For example, as shown in FIG. 4, a fixed bracket assembly 30 is selectively affixed to a transparent smooth structural surface 60 such as glass or plexiglass by placing the suction cup mechanism 38 on the smooth surface 60 and moving the cam lever actuator 36 from position A to position B. The suction cup mechanism 38 is thereby actuated and adheres to and grips the smooth surface 60 with a suction force sufficient to hold the fixed bracket assembly 30. Conversely, by selectively moving the cam lever actuator 36 from position B to position A the suction force imparted by the suction cup mechanism 38 is reduced allowing the fixed bracket assembly 30 to be easily removed from the smooth surface 60.

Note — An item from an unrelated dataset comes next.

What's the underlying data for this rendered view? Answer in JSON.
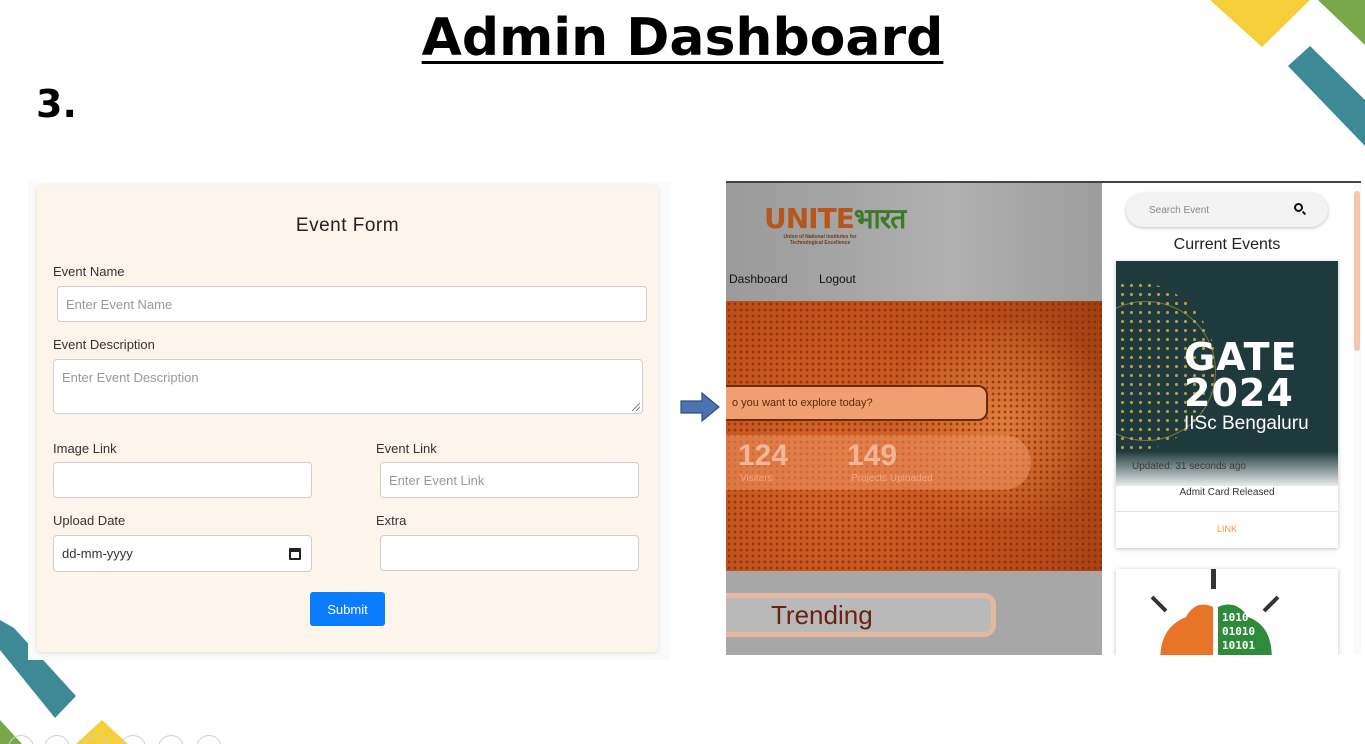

The unique and novel design of the puck light device 20 and fixed bracket assembly 30 of the present invention permits the combined bracket light assembly 50 to be selectively mounted to a transparent smooth surface 60; so that when the puck light device 20 is properly mounted the fixed bracket assembly 30, the puck light device 20 can both recharge by means of its integral solar panel 16 receiving ambient light 70, and generate and project light by means of its LED light assembly 3 without having to be moved or repositioned within the bracket assembly 30. In addition, because the bracket assembly 30 is selectively attached to a wide variety of smooth materials, it can be easily and quickly repositioned to take advantage of ambient lighting conditions. Moreover, as depicted in FIG. 7A, the puck light device 20 may also be easily removed from the fixed bracket assembly 30 to use in a hand-held mode. Thus, the combined bracket light assembly 50 of the present invention greatly improves the efficiency, utility and ease of use of known prior art puck light devices.

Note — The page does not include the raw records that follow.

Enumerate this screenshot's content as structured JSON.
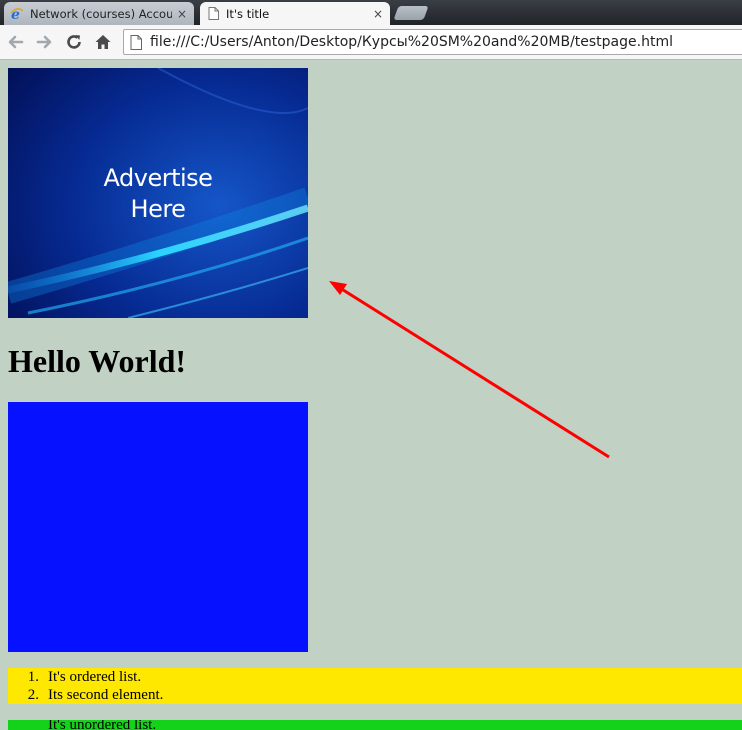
{
  "browser": {
    "tabs": [
      {
        "title": "Network (courses) Accour",
        "favicon": "ie-e-icon",
        "active": false
      },
      {
        "title": "It's title",
        "favicon": "page-icon",
        "active": true
      }
    ],
    "close_glyph": "×",
    "url": "file:///C:/Users/Anton/Desktop/Курсы%20SM%20and%20MB/testpage.html"
  },
  "page": {
    "ad": {
      "line1": "Advertise",
      "line2": "Here"
    },
    "heading": "Hello World!",
    "ordered_list": [
      "It's ordered list.",
      "Its second element."
    ],
    "unordered_list": [
      "It's unordered list."
    ]
  },
  "colors": {
    "page_background": "#c1d1c3",
    "blue_box": "#0511ff",
    "ordered_list_background": "#ffe800",
    "unordered_list_background": "#14d11a",
    "annotation_arrow": "#ff0000"
  }
}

With reference now to FIGS. 5A-5D, an embodiment of a pivoting bracket assembly 130 is shown in combination with the previously described embodiment of the solar-powered puck light device 20. The pivoting bracket assembly 130 includes a receiver tray 132 for holding the puck light device 20, a pivotally attached support bracket 133 and a bracket mount 134 for attaching the pivoting bracket assembly 130 to a structural mounting surface. The support bracket 133 may be either fixably or pivotally attached to the bracket mount 134. The pivoting bracket assembly 130 may further include an intermediate mount section 131, which connects the support bracket 133 to the bracket mount 134. The intermediate mount section 131 extends the connection between the support bracket 133 to the bracket mount 134. The intermediate mount section 131 may be fixably attached or integral to the support bracket 133 or pivotally attached to either the support bracket 133 or the bracket mount 134.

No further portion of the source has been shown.